Gli autori della ricerca in questione hanno misurato le risposte automatiche del cervello di musicisti giovani e anziani e di non musicisti. Hanno visto che gli artisti più in là con l’età hanno un distinto vantaggio in termini di tempi neurali. “Non solo vantano delle prestazioni migliori rispetto ai coetanei non musicisti, ma riescono a codificare gli stimoli sonori tanto velocemente e accuratamente quanto un giovane non musicista” ha spiegato la neuroscenziata Nina Kraus: “Questo risultato – ha affermato – non fa che rafforzare la teoria secondo cui avere un’esperienza con la musica e con i suoni nel corso della propria vita ha un profondo effetto sul funzionamento del nostro sistema nervoso”.
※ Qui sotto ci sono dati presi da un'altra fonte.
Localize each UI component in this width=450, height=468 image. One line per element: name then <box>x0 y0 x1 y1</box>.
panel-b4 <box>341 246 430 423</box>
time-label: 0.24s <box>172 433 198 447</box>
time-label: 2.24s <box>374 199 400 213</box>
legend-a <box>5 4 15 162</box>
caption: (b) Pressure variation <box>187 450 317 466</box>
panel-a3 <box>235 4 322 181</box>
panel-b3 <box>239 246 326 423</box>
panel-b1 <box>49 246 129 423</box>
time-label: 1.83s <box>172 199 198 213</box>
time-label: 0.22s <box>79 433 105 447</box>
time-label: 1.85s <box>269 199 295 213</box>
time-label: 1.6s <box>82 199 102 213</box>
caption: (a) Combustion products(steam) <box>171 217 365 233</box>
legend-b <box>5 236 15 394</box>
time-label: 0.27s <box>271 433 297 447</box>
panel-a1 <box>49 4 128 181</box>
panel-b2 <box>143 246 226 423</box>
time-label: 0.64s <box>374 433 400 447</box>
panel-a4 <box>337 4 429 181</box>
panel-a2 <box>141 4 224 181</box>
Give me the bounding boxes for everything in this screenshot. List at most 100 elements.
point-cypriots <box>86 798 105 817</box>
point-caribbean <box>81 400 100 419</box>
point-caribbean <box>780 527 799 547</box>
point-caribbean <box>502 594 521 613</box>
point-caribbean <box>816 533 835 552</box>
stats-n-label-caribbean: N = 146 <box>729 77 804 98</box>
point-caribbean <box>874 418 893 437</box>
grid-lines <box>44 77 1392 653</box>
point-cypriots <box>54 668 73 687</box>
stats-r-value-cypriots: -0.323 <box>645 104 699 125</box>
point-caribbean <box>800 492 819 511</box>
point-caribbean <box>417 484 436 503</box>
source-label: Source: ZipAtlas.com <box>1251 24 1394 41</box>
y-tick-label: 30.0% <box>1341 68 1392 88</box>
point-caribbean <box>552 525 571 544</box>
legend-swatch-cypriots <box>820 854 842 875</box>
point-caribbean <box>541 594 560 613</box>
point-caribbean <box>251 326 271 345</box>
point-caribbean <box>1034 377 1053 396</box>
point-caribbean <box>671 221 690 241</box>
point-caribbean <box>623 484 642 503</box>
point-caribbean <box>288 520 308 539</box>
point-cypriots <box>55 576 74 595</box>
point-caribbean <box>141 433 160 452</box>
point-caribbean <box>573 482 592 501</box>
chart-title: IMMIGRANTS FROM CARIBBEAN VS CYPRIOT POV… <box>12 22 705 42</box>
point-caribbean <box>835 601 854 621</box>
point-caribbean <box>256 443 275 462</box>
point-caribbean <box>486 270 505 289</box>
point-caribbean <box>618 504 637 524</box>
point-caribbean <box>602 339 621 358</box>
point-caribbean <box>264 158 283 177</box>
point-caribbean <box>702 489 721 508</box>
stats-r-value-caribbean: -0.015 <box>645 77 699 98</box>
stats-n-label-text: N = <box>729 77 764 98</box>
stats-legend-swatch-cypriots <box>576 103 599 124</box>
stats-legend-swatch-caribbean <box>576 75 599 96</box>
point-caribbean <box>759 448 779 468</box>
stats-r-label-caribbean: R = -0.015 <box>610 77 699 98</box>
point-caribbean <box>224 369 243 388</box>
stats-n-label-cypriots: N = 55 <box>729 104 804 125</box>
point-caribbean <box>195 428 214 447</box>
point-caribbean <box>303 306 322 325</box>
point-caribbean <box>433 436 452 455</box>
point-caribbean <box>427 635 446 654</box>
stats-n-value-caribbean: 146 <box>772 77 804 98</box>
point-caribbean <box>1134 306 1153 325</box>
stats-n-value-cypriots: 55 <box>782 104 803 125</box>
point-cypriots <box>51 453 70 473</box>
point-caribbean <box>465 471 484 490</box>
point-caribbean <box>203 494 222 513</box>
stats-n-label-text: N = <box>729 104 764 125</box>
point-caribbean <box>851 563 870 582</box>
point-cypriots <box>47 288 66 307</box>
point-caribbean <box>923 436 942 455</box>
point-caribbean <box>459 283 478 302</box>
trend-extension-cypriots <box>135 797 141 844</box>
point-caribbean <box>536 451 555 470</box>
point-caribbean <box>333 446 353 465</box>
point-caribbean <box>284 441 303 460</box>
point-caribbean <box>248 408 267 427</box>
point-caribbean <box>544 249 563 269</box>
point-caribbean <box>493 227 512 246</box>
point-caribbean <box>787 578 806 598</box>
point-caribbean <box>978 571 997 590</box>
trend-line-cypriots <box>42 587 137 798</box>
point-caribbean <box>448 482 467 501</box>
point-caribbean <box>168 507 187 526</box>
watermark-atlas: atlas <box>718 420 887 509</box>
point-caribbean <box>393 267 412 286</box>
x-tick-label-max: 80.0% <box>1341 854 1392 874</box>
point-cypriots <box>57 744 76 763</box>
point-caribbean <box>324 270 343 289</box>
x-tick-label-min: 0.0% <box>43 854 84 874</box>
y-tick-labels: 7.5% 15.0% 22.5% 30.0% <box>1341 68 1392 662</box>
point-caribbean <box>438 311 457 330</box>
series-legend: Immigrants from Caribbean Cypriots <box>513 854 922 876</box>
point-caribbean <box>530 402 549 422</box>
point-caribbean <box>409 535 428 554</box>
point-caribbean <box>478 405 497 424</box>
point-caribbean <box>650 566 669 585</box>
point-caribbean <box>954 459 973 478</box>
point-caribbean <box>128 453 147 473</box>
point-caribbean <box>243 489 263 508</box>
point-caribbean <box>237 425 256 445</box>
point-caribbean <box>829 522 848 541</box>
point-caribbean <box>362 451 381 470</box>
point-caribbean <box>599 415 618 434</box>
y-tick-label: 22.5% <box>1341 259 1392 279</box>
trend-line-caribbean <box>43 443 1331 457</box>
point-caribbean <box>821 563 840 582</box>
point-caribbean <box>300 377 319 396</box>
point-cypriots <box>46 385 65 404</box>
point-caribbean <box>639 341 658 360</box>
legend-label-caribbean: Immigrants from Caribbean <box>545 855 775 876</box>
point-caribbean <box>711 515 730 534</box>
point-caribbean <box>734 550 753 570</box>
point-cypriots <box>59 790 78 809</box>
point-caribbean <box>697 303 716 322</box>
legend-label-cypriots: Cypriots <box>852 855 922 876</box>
I musicisti che sono stati reclutati per l’indagine scientifica hanno inziato il loro rapporto con l’arte dei suoni a nove anni e sono sempre stati impegnati nella loro attività; mentre i non musicisti messi sotto esame, avevano alle spalle comunque tre o meno di rapporto con la musica. La scoperta che è stata fatta lancia l’ipotesi che il cervello possa “allenarsi” almeno in parte deficit uditivi legati all’invecchiamento.